Kaye lifted her head and rolled over to face him, refusing to be amused. “Have you ever felt something or someone touch your thoughts? Approving of everything about you, filling you with understanding?”
“No-o-oo,” Mitch said. He did not like this conversation at all. There was a glow about Kaye’s face that reminded him of when she was pregnant, a soft and intimate light in her eyes.
“Is it rare? What do people do, who do they talk to, when it happens that way?”
“What way?”
Kaye sat up and put her hands on his shoulders, staring at him imploringly, helpless. “Is that what makes people religious?”
The look on Mitch’s face was so serious, she had to smile. “Maybe I’m becoming a priestess. A shaman.”
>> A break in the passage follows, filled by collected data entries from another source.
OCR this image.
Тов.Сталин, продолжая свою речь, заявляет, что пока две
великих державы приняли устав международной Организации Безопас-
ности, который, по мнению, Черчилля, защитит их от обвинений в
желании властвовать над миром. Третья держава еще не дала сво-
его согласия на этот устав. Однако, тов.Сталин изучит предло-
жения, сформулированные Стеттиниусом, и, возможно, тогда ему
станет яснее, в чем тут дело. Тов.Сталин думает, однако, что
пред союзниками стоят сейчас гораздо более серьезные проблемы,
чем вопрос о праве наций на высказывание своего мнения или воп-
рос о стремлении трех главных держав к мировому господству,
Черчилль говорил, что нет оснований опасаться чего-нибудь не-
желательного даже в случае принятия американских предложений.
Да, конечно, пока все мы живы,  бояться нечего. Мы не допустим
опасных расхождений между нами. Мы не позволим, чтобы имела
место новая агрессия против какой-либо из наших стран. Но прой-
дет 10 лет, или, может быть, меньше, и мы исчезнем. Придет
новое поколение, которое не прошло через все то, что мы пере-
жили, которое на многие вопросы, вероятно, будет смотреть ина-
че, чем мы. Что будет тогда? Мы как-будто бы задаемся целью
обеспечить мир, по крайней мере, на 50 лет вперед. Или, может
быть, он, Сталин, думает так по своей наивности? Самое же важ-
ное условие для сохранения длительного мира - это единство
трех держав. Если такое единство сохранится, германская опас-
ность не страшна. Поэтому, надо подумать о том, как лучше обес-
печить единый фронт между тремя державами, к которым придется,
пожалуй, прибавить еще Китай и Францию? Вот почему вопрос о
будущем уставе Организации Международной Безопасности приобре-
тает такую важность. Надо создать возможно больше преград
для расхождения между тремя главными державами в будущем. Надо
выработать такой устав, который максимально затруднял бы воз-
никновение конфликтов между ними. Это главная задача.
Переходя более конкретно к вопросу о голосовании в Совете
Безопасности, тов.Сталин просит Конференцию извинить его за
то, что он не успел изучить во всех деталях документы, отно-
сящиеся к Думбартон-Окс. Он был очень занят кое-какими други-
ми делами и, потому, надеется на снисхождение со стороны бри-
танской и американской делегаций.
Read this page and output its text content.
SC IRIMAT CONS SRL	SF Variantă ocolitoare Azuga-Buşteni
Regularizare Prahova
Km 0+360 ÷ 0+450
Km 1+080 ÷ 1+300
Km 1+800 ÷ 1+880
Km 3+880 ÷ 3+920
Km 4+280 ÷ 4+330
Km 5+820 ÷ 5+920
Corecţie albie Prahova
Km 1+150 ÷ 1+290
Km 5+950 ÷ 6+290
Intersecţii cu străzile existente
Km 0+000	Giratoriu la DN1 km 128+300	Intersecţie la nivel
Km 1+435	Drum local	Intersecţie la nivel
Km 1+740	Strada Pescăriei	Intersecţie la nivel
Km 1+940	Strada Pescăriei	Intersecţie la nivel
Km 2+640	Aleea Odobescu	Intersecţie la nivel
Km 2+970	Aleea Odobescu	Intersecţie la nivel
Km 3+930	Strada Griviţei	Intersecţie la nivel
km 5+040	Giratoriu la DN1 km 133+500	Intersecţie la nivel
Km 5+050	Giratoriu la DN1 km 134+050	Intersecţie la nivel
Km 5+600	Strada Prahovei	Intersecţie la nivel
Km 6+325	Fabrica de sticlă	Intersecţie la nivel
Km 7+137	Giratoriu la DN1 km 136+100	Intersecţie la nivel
“Generally,” Mitch began, putting on a professorial tone, “shamans are a little crazy. The tribe feeds them and puts them to work. Shamans are more entertaining than reading entrails or tossing knucklebones.”
Kaye clenched her jaw. “I’m trying to understand something.”
“Out on the dock, did you feel like you were having a stroke?” Mitch asked, unable to keep the concern from his voice.
“I don’t know.” She smiled as if at a pleasant memory. “It’s still with me.”